Par ailleurs, il faut regretter que le principe de précaution se trouve trop souvent remis en cause. Il rendrait impossibles la recherche, la découverte et la mise en œuvre de procédés innovants. Notre lecture en est radicalement opposée : le principe de précaution a pour objectif premier de favoriser, voire d’exiger, la recherche dès lors qu’un doute existe. C’est un principe stimulant et moderne.

À l’heure où le Gouvernement cherche, avec raison, à réaliser toutes les économies possibles, la commission présidée par le professeur Yves Jegouzo s’est penchée sur les modalités d’indemnisation du préjudice écologique et vient de présenter son rapport. Elle propose la création d’un établissement public national, chargé de réclamer et gérer les sommes dues au titre de la réparation de ce préjudice. Les citoyens français ne risquent-ils pas d’être doublement perdants, dépossédés, d’une part, par les associations ou les collectivités territoriales du droit de réclamer cette réparation, et privés, d’autre part, de la possibilité de voir indemnisés les dommages causés à leurs patrimoines individuels ?

Pouvez-vous nous garantir que le principe de précaution et celui de la participation du public sortiront bien, en pratique, renforcés des États généraux de la modernisation du droit de l’environnement ?

M. Jacques Kossowski. Vous avez mentionné un groupe de travail sur la gestion des espaces naturels. Pourriez-vous nous donner des précisions sur ses activités et propositions ?

M. Yannick Favennec. Quatre cent mille normes régissent aujourd’hui la vie quotidienne de nos concitoyens, dont une bonne partie dans le secteur de l’environnement. Elles représentent souvent une entrave, un frein, un carcan pour le monde agricole. Que pouvons-nous faire pour améliorer la situation ? « Modernisation » signifie « simplification », signifie-t-elle de surcroît « allégement » ?

M. Jean-Marie Sermier. Au-delà du droit et du code de l’environnement, se pose la question des modalités du contrôle et de la sanction. N’aurons-nous pas besoin, à l’avenir, de magistrats spécialisés dans ce domaine ?

Par ailleurs, le contentieux de l’environnement n’est-il pas aujourd’hui noyé sous la masse des « micro-affaires », par exemple les procès-verbaux d’infraction dans le domaine de l’eau, et qui débouchent fréquemment sur des classements sans suite ? Ne serait-ce pas une raison supplémentaire en faveur de la création de juridictions spécialisées ?

M. Guillaume Chevrollier.
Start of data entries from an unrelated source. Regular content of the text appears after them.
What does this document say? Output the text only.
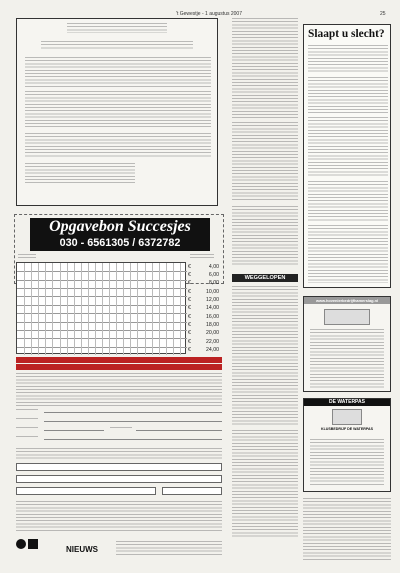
't Gewestje - 1 augustus 2007	25
Opgavebon Succesjes
030 - 6561305 / 6372782
€	4,00
€	6,00
€	8,00
€	10,00
€	12,00
€	14,00
€	16,00
€	18,00
€	20,00
€	22,00
€	24,00
NIEUWS
WEGGELOPEN
Slaapt u slecht?
www.hovenierbedrijfhamerslag.nl
DE WATERPAS
KLUSBEDRIJF DE WATERPAS
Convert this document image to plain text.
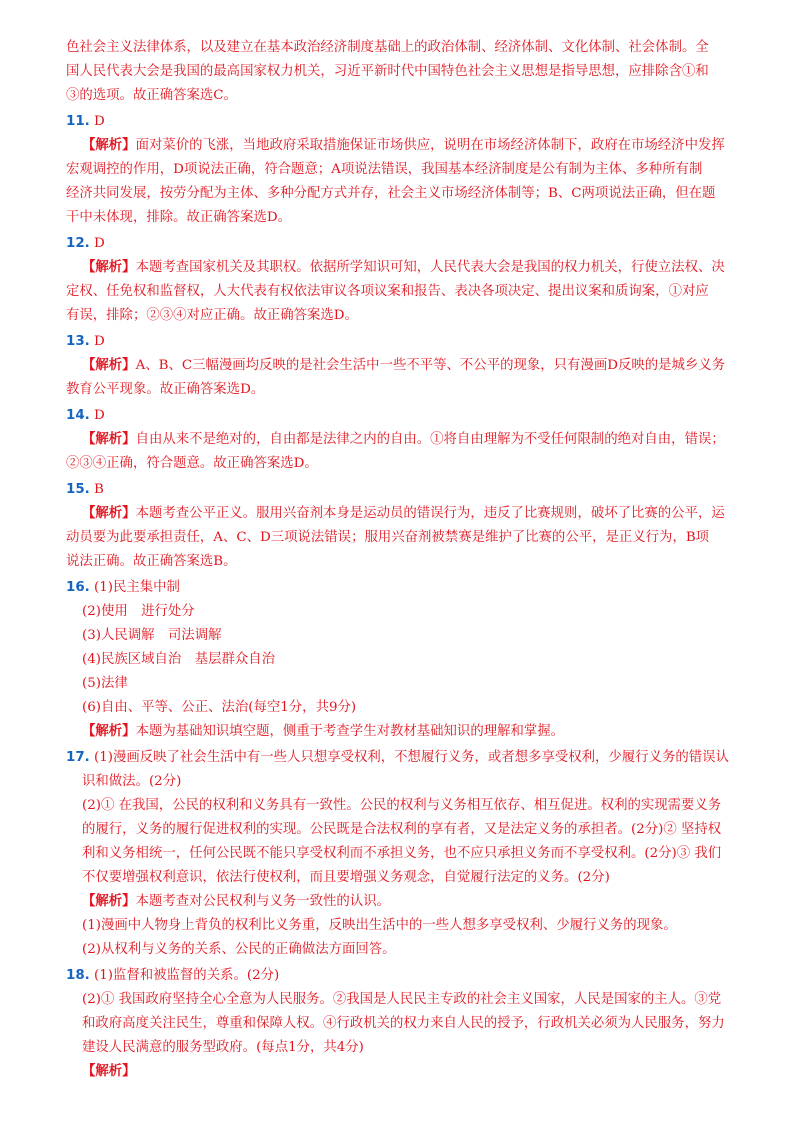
色社会主义法律体系，以及建立在基本政治经济制度基础上的政治体制、经济体制、文化体制、社会体制。全

国人民代表大会是我国的最高国家权力机关，习近平新时代中国特色社会主义思想是指导思想，应排除含①和

③的选项。故正确答案选C。

11. D

【解析】面对菜价的飞涨，当地政府采取措施保证市场供应，说明在市场经济体制下，政府在市场经济中发挥

宏观调控的作用，D项说法正确，符合题意；A项说法错误，我国基本经济制度是公有制为主体、多种所有制

经济共同发展，按劳分配为主体、多种分配方式并存，社会主义市场经济体制等；B、C两项说法正确，但在题

干中未体现，排除。故正确答案选D。

12. D

【解析】本题考查国家机关及其职权。依据所学知识可知，人民代表大会是我国的权力机关，行使立法权、决

定权、任免权和监督权，人大代表有权依法审议各项议案和报告、表决各项决定、提出议案和质询案，①对应

有误，排除；②③④对应正确。故正确答案选D。

13. D

【解析】A、B、C三幅漫画均反映的是社会生活中一些不平等、不公平的现象，只有漫画D反映的是城乡义务

教育公平现象。故正确答案选D。

14. D

【解析】自由从来不是绝对的，自由都是法律之内的自由。①将自由理解为不受任何限制的绝对自由，错误；

②③④正确，符合题意。故正确答案选D。

15. B

【解析】本题考查公平正义。服用兴奋剂本身是运动员的错误行为，违反了比赛规则，破坏了比赛的公平，运

动员要为此要承担责任，A、C、D三项说法错误；服用兴奋剂被禁赛是维护了比赛的公平，是正义行为，B项

说法正确。故正确答案选B。

16. (1)民主集中制

(2)使用　进行处分

(3)人民调解　司法调解

(4)民族区域自治　基层群众自治

(5)法律

(6)自由、平等、公正、法治(每空1分，共9分)

【解析】本题为基础知识填空题，侧重于考查学生对教材基础知识的理解和掌握。

17. (1)漫画反映了社会生活中有一些人只想享受权利，不想履行义务，或者想多享受权利，少履行义务的错误认

识和做法。(2分)

(2)① 在我国，公民的权利和义务具有一致性。公民的权利与义务相互依存、相互促进。权利的实现需要义务

的履行，义务的履行促进权利的实现。公民既是合法权利的享有者，又是法定义务的承担者。(2分)② 坚持权

利和义务相统一，任何公民既不能只享受权利而不承担义务，也不应只承担义务而不享受权利。(2分)③ 我们

不仅要增强权利意识，依法行使权利，而且要增强义务观念，自觉履行法定的义务。(2分)

【解析】本题考查对公民权利与义务一致性的认识。

(1)漫画中人物身上背负的权利比义务重，反映出生活中的一些人想多享受权利、少履行义务的现象。

(2)从权利与义务的关系、公民的正确做法方面回答。

18. (1)监督和被监督的关系。(2分)

(2)① 我国政府坚持全心全意为人民服务。②我国是人民民主专政的社会主义国家，人民是国家的主人。③党

和政府高度关注民生，尊重和保障人权。④行政机关的权力来自人民的授予，行政机关必须为人民服务，努力

建设人民满意的服务型政府。(每点1分，共4分)

【解析】
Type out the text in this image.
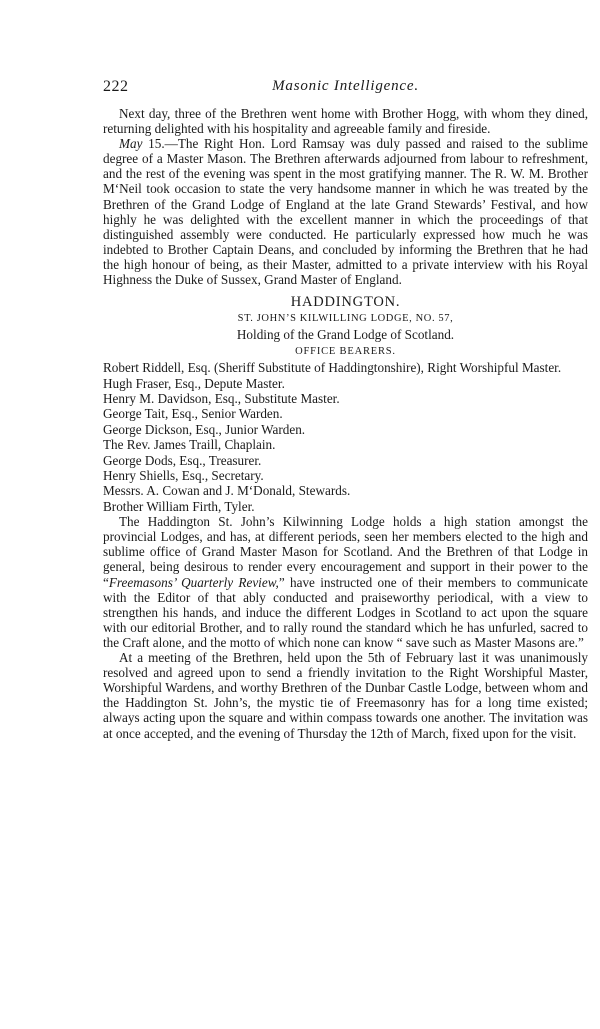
222	Masonic Intelligence.

Next day, three of the Brethren went home with Brother Hogg, with whom they dined, returning delighted with his hospitality and agreeable family and fireside.

May 15.—The Right Hon. Lord Ramsay was duly passed and raised to the sublime degree of a Master Mason. The Brethren afterwards adjourned from labour to refreshment, and the rest of the evening was spent in the most gratifying manner. The R. W. M. Brother M‘Neil took occasion to state the very handsome manner in which he was treated by the Brethren of the Grand Lodge of England at the late Grand Stewards’ Festival, and how highly he was delighted with the excellent manner in which the proceedings of that distinguished assembly were conducted. He particularly expressed how much he was indebted to Brother Captain Deans, and concluded by informing the Brethren that he had the high honour of being, as their Master, admitted to a private interview with his Royal Highness the Duke of Sussex, Grand Master of England.

HADDINGTON.
ST. JOHN’S KILWILLING LODGE, NO. 57,
Holding of the Grand Lodge of Scotland.
OFFICE BEARERS.
Robert Riddell, Esq. (Sheriff Substitute of Haddingtonshire), Right Worshipful Master.
Hugh Fraser, Esq., Depute Master.
Henry M. Davidson, Esq., Substitute Master.
George Tait, Esq., Senior Warden.
George Dickson, Esq., Junior Warden.
The Rev. James Traill, Chaplain.
George Dods, Esq., Treasurer.
Henry Shiells, Esq., Secretary.
Messrs. A. Cowan and J. M‘Donald, Stewards.
Brother William Firth, Tyler.

The Haddington St. John’s Kilwinning Lodge holds a high station amongst the provincial Lodges, and has, at different periods, seen her members elected to the high and sublime office of Grand Master Mason for Scotland. And the Brethren of that Lodge in general, being desirous to render every encouragement and support in their power to the “Freemasons’ Quarterly Review,” have instructed one of their members to communicate with the Editor of that ably conducted and praiseworthy periodical, with a view to strengthen his hands, and induce the different Lodges in Scotland to act upon the square with our editorial Brother, and to rally round the standard which he has unfurled, sacred to the Craft alone, and the motto of which none can know “ save such as Master Masons are.”

At a meeting of the Brethren, held upon the 5th of February last it was unanimously resolved and agreed upon to send a friendly invitation to the Right Worshipful Master, Worshipful Wardens, and worthy Brethren of the Dunbar Castle Lodge, between whom and the Haddington St. John’s, the mystic tie of Freemasonry has for a long time existed; always acting upon the square and within compass towards one another. The invitation was at once accepted, and the evening of Thursday the 12th of March, fixed upon for the visit.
Un des thèmes débattus lors des États généraux a été celui de la réparation et de la sanction des atteintes à l’environnement.

Les projets éoliens, qui se développent dans tous les départements, retiennent parfois des implantations contestables, près de sites historiques ou au milieu d’un paysage préservé. Combattre de tels projets est aujourd’hui très difficile, même si quelques rares décisions de justice commencent à prendre en compte le préjudice auditif ou visuel – tout récemment, le tribunal de grande instance de Montpellier a ainsi condamné un opérateur à démanteler dix de ses éoliennes situées à proximité du château de Flers, dans le Nord-Pas-de-Calais, au motif du préjudice esthétique résultant notamment d’une « dénaturation totale d’un paysage bucolique et champêtre ».
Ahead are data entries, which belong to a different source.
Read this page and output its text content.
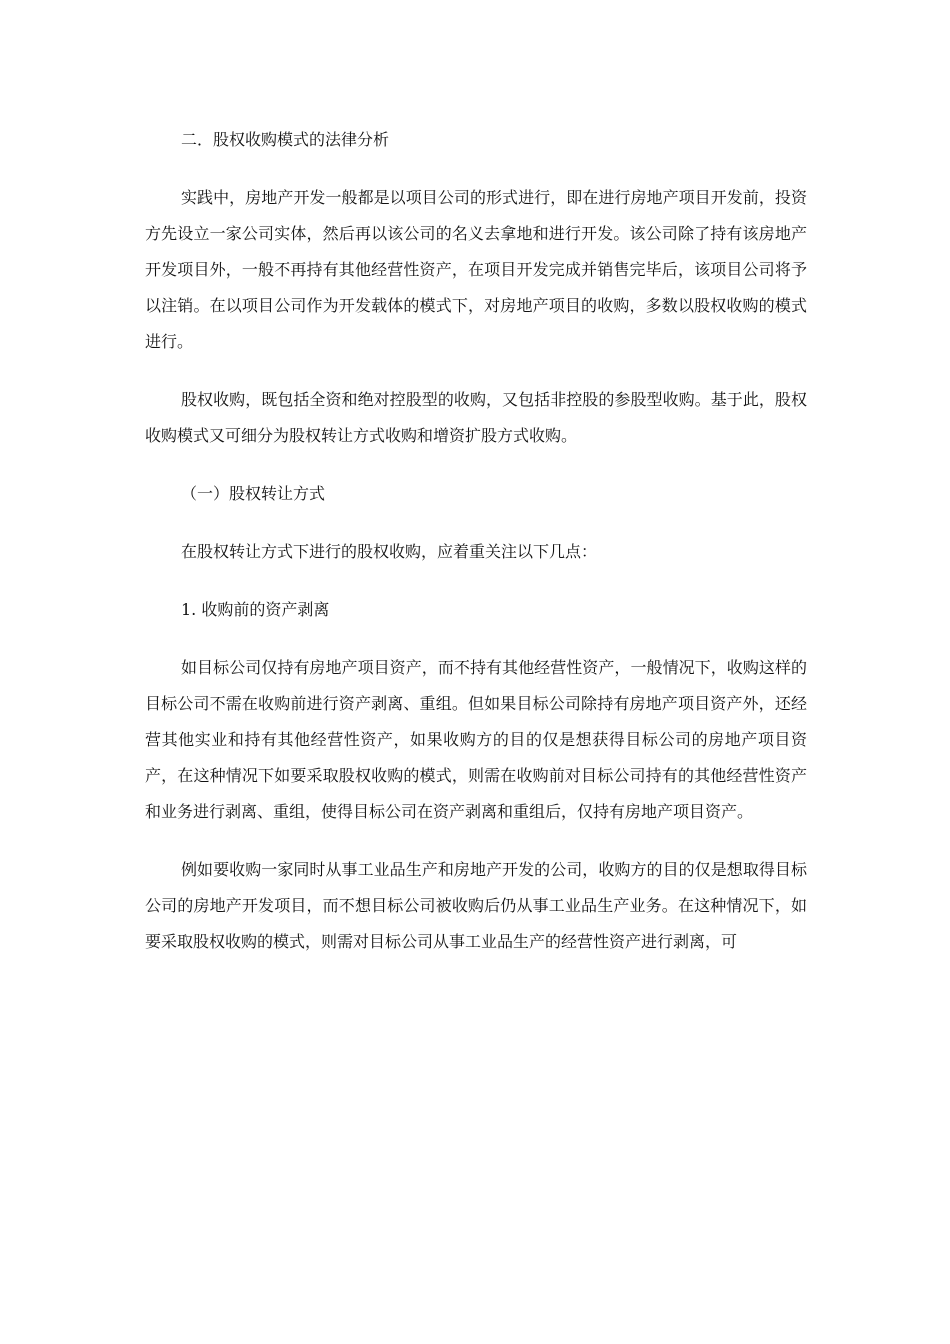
二．股权收购模式的法律分析

实践中，房地产开发一般都是以项目公司的形式进行，即在进行房地产项目开发前，投资方先设立一家公司实体，然后再以该公司的名义去拿地和进行开发。该公司除了持有该房地产开发项目外，一般不再持有其他经营性资产，在项目开发完成并销售完毕后，该项目公司将予以注销。在以项目公司作为开发载体的模式下，对房地产项目的收购，多数以股权收购的模式进行。

股权收购，既包括全资和绝对控股型的收购，又包括非控股的参股型收购。基于此，股权收购模式又可细分为股权转让方式收购和增资扩股方式收购。

（一）股权转让方式

在股权转让方式下进行的股权收购，应着重关注以下几点：

1. 收购前的资产剥离

如目标公司仅持有房地产项目资产，而不持有其他经营性资产，一般情况下，收购这样的目标公司不需在收购前进行资产剥离、重组。但如果目标公司除持有房地产项目资产外，还经营其他实业和持有其他经营性资产，如果收购方的目的仅是想获得目标公司的房地产项目资产，在这种情况下如要采取股权收购的模式，则需在收购前对目标公司持有的其他经营性资产和业务进行剥离、重组，使得目标公司在资产剥离和重组后，仅持有房地产项目资产。

例如要收购一家同时从事工业品生产和房地产开发的公司，收购方的目的仅是想取得目标公司的房地产开发项目，而不想目标公司被收购后仍从事工业品生产业务。在这种情况下，如要采取股权收购的模式，则需对目标公司从事工业品生产的经营性资产进行剥离，可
Comment le droit de l’environnement pourrait-il mieux rendre compatibles le souci respectable de réparer et sanctionner les atteintes à l’environnement, d’une part, et la volonté affichée de soutenir le développement de l’éolien, d’autre part ?

M. Jean-Pierre Vigier. La loi du 10 juillet 1976 constitue un texte fondateur de notre droit de l’environnement actuel. Il aura fallu attendre trente ans pour que la Charte de l’environnement soit inscrite dans notre Constitution, en 2005. Limitative à l’origine, la liste des domaines couverts par le droit de l’environnement s’est, depuis, largement étoffée et couvre maintenant presque tous les domaines de la vie quotidienne. Les textes applicables sont nombreux. La démarche de modernisation entreprise doit-elle viser à couvrir l’ensemble de ces domaines ou aurait-elle intérêt à se concentrer sur certains d’entre eux, particulièrement d’actualité ? Peut-on profiter de cette démarche pour également harmoniser et simplifier les textes ?

M. Laurent Furst. Le parlementaire et élu local que je suis – une espèce malheureusement appelée à s’éteindre (Sourires) – observe que l’addition des normes et des règles de toutes origines – zones inondables, loi sur les fouilles archéologiques, protection du Grand hamster et du crapaud vert, zones AOC, liste rouge de protection du biotope, etc. – devient véritablement étouffante au niveau d’un territoire. Les contraintes s’ajoutent sans cesse, sans que jamais les modalités d’articulation des unes avec les autres soient véritablement contrôlées. On les découvre au fur et à mesure, et l’État est incapable d’en donner une liste exhaustive sur un espace donné – ce qui est proprement terrifiant.

Un corset administratif, réglementaire et juridique nous enserre, qui bloque des territoires entiers et empêche le moindre projet de développement économique de prospérer. Nos concitoyens sont désemparés, ils ne comprennent plus. Rester dans la situation actuelle serait excessivement dangereux pour l’avenir de notre pays.

M. le Président Jean-Paul Chanteguet. L’article 13 du projet de loi d’habilitation à prendre par ordonnances diverses mesures de simplification et de sécurisation de la vie des entreprises autorise l’expérimentation d’un « certificat de projet » dans certains territoires, notamment pour des projets éoliens et des unités de méthanisation. Le périmètre envisagé inclura-t-il l’éolien offshore et la production photovoltaïque ?

Par ailleurs, les documents d’appui et l’étude d’impact de ce projet de loi laissent entendre que la délivrance, aux porteurs de projet, d’un permis environnemental unique ne se traduirait pour eux que par un gain de l’ordre de deux mois. Je suis presque tenté de dire : « tout ça pour ça ? ».

Mme Delphine Hédary. Le comité de pilotage des États généraux n’est membre ni du Gouvernement, ni de l’administration : il nous sera donc malheureusement impossible de répondre à beaucoup des questions que vous nous avez posées, même si nous pouvons avoir une opinion personnelle sur tel ou tel sujet.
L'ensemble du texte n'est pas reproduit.